XXXIX
What she had the power to do was to awake in him sensations, sensations of mystery and of charm, sensations of the rare moods of nature and of the night, sensations that brought the youth of the artist thronging back to him. Of this he spoke to her frankly, trying to make her understand. It was one evening, when a sudden squall was whistling under the doors, and the rain pellets, wind-driven, were rattling against the windows. They were before the fire-place, the dishes cleaned for the night, watching the glow of charring logs, Inga stretched full-length on the rug, her elbows on the floor, chin in her hands, Dangerfield rocking back, drawing long clouds of fragrant smoke from his pipe. He watched her (he never tired of studying her instinctive poses) with a sense of eye-delight. There was something feline and pliant in her contemplation of the fire, the wonder one sees in a graceful animal fascinated by a burning flame which lies beyond the world of its comprehension. Inga, to him, was a constant source of pleasant sensations and unfathomed surprises. He rose and laid a stick on the red ruins, cities and palaces in miniature, and returned to his seat, as the stick caught fire and sent its fluttering shadows into the room.
“Feels good to be here, wind and rain outside, fire and shelter, inside—that’s home,” he said. She nodded without turning, divining that he felt like talking to himself. Presently he said, as though appreciative of her intuition:
“Good work to-day. I’ll make something big out of that sketch, that inlet seen through the mist—bully skyline, and taken just from the right spot. There’s something going on in me, the power to feel effects, not simply to transcribe them—thanks to you. You’ve done a bigger thing than just getting hold of me, Inga; you’ve given me back the power of sensations—that’s youth, that’s the artist. Well, to be an artist is to retain youth, I suppose, the ability to receive sensations. You’ve got that instinct yourself, primitive, savage, but it’s there in everything you do. And I get it from you, from watching you, from feeling through your eyes. That’s the big thing—to feed me with sensations. You see that’s what civilization has taken from us, the power of sensations, passion, love, hate, fear—all great sensations of the artist. Civilization steps in and fences us about; passion exists only when it is a destructive force; love even—blind, romantic love—civilization has turned into an economical partnership; hatred, the fierce, cleansing passion to destroy, is taken from us, even fear, the greatest of all, the fear of great unknown nature and hidden voices in the sky, the sea and the woods, the terror of the night when the other world may return—civilization has deprived us of that, too, by explaining it. Civilization is constantly at war with our elemental nature. But to the artist, the elemental, the world of the instincts and sensations is the world of creation. That’s why we break through conventions, why we seem constantly in revolt against society—the need of sensation. To convey, one must be keen to receive—Too abstruse? Well, that’s what I am living in, reveling in now—yes, for the first time in my life.”
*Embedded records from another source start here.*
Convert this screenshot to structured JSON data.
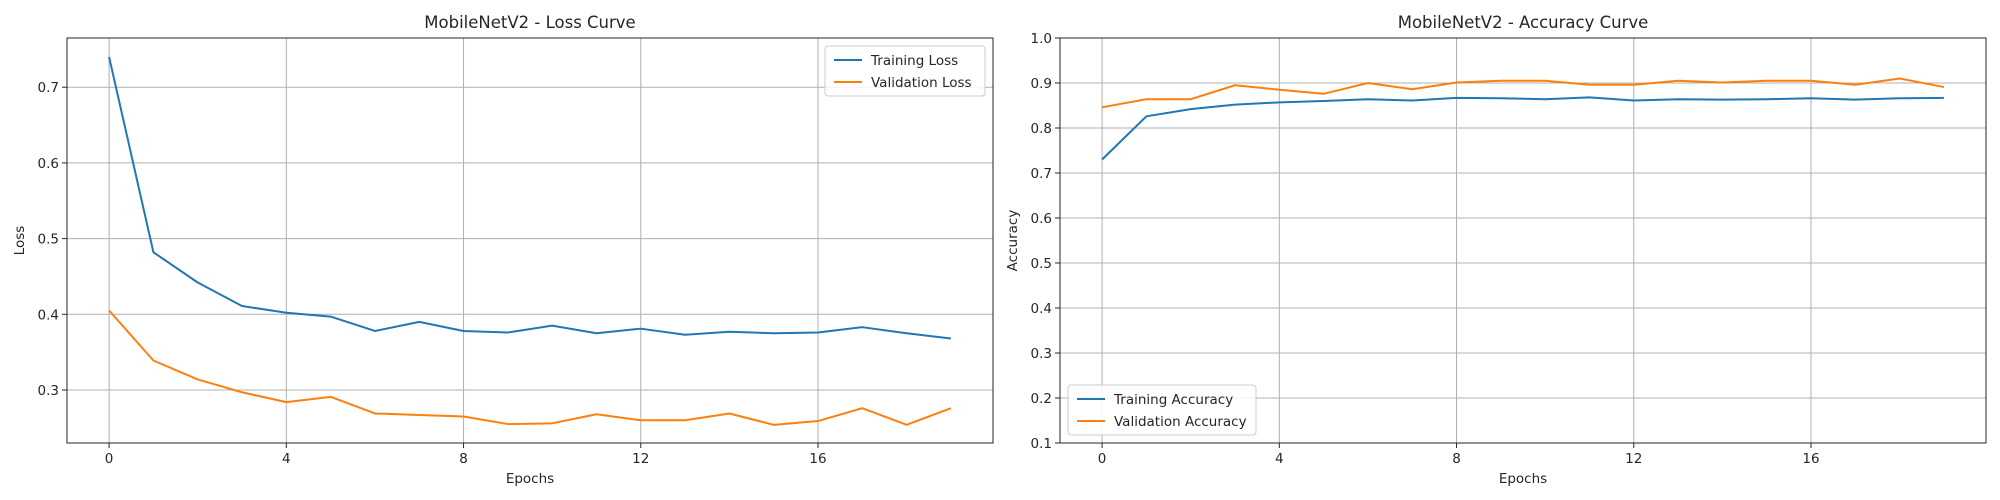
{
  "chart_data": [
    {
      "type": "line",
      "title": "MobileNetV2 - Loss Curve",
      "xlabel": "Epochs",
      "ylabel": "Loss",
      "xlim": [
        -0.95,
        19.95
      ],
      "ylim": [
        0.23,
        0.765
      ],
      "xticks": [
        0,
        4,
        8,
        12,
        16
      ],
      "yticks": [
        0.3,
        0.4,
        0.5,
        0.6,
        0.7
      ],
      "ytick_labels": [
        "0.3",
        "0.4",
        "0.5",
        "0.6",
        "0.7"
      ],
      "grid": true,
      "legend_position": "upper right",
      "x": [
        0,
        1,
        2,
        3,
        4,
        5,
        6,
        7,
        8,
        9,
        10,
        11,
        12,
        13,
        14,
        15,
        16,
        17,
        18,
        19
      ],
      "series": [
        {
          "name": "Training Loss",
          "color": "#1f77b4",
          "values": [
            0.74,
            0.482,
            0.442,
            0.411,
            0.402,
            0.397,
            0.378,
            0.39,
            0.378,
            0.376,
            0.385,
            0.375,
            0.381,
            0.373,
            0.377,
            0.375,
            0.376,
            0.383,
            0.375,
            0.368
          ]
        },
        {
          "name": "Validation Loss",
          "color": "#ff7f0e",
          "values": [
            0.405,
            0.339,
            0.314,
            0.297,
            0.284,
            0.291,
            0.269,
            0.267,
            0.265,
            0.255,
            0.256,
            0.268,
            0.26,
            0.26,
            0.269,
            0.254,
            0.259,
            0.276,
            0.254,
            0.276
          ]
        }
      ]
    },
    {
      "type": "line",
      "title": "MobileNetV2 - Accuracy Curve",
      "xlabel": "Epochs",
      "ylabel": "Accuracy",
      "xlim": [
        -0.95,
        19.95
      ],
      "ylim": [
        0.1,
        1.0
      ],
      "xticks": [
        0,
        4,
        8,
        12,
        16
      ],
      "yticks": [
        0.1,
        0.2,
        0.3,
        0.4,
        0.5,
        0.6,
        0.7,
        0.8,
        0.9,
        1.0
      ],
      "ytick_labels": [
        "0.1",
        "0.2",
        "0.3",
        "0.4",
        "0.5",
        "0.6",
        "0.7",
        "0.8",
        "0.9",
        "1.0"
      ],
      "grid": true,
      "legend_position": "lower left",
      "x": [
        0,
        1,
        2,
        3,
        4,
        5,
        6,
        7,
        8,
        9,
        10,
        11,
        12,
        13,
        14,
        15,
        16,
        17,
        18,
        19
      ],
      "series": [
        {
          "name": "Training Accuracy",
          "color": "#1f77b4",
          "values": [
            0.73,
            0.826,
            0.842,
            0.852,
            0.857,
            0.86,
            0.864,
            0.861,
            0.867,
            0.866,
            0.864,
            0.868,
            0.861,
            0.864,
            0.863,
            0.864,
            0.866,
            0.863,
            0.866,
            0.867
          ]
        },
        {
          "name": "Validation Accuracy",
          "color": "#ff7f0e",
          "values": [
            0.846,
            0.864,
            0.864,
            0.895,
            0.885,
            0.876,
            0.9,
            0.886,
            0.901,
            0.905,
            0.905,
            0.896,
            0.896,
            0.905,
            0.901,
            0.905,
            0.905,
            0.896,
            0.91,
            0.891
          ]
        }
      ]
    }
  ]
}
She listened, her large eyes intent on him, her brows a little drawn, nodding when he came to an end. Yet he wondered. He had a queer, half-humorous feeling that she had understood nothing, and yet that she was industriously storing away his words, as a squirrel buries food against the winter, for some further use—for some other queer turn of her existence.
At the bottom, he was content that she should acquiesce and not discuss, that she lay before him in a languid, graceful picture looking out at him from eyes that were like the uttermost sea. With her, he felt absolutely, pleasantly alone with himself, in a stimulating self-communion, his imagination rekindled, his mind taking flame with new ideas. And this mental fertilization was due, as he himself acknowledged, to the charm of his existence with her, to the curiosity she had awakened in him with the abrupt releasing of riotous, youthful nature, even as a wild grace and glory had come into her eyes with the liberty of her released hair, which came tumbling and turning about her slender, dark face. Sometimes, when she stood on the edge of a cliff, she flung her hair completely free, her head thrown back, her throat bared, lying back on the arms of the wind.
“What a trick civilization has played on her!” he thought, at such times. “She should be a bride of a Viking rover, not of me.”
One night, in mid-August, when every leaf lay flat upon the torpid air, he awoke with a restless sense of loss. The room rose luminous in the flood of moonlight. He turned to the couch at his side. It was empty.
“Inga?” he said softly.
Then he repeated his call, and there was no answering sound. He did not feel alarm, knowing well her moods, but, being wakeful, he felt a curiosity to know where her impulse had taken her. He rose and stood a moment at the threshold in the warm night. From where he stood, the cove lay revealed, the mellow sands and the back of the cliff, inky there in the frown of the full moon which flooded the shore, the water, and the dominion of the air above him. Then he went quietly up the path, and stole over the bank. Below, in the phosphorescent waters that rose luminously over her white body, Inga was floating over the long, slow, in-drifting swell. He moved down cautiously in the deep shadows, careful to make no sound, taking his seat on a projecting ledge. Below, the sanded strip lay glistening like an Arabian Nights’ field of jewels.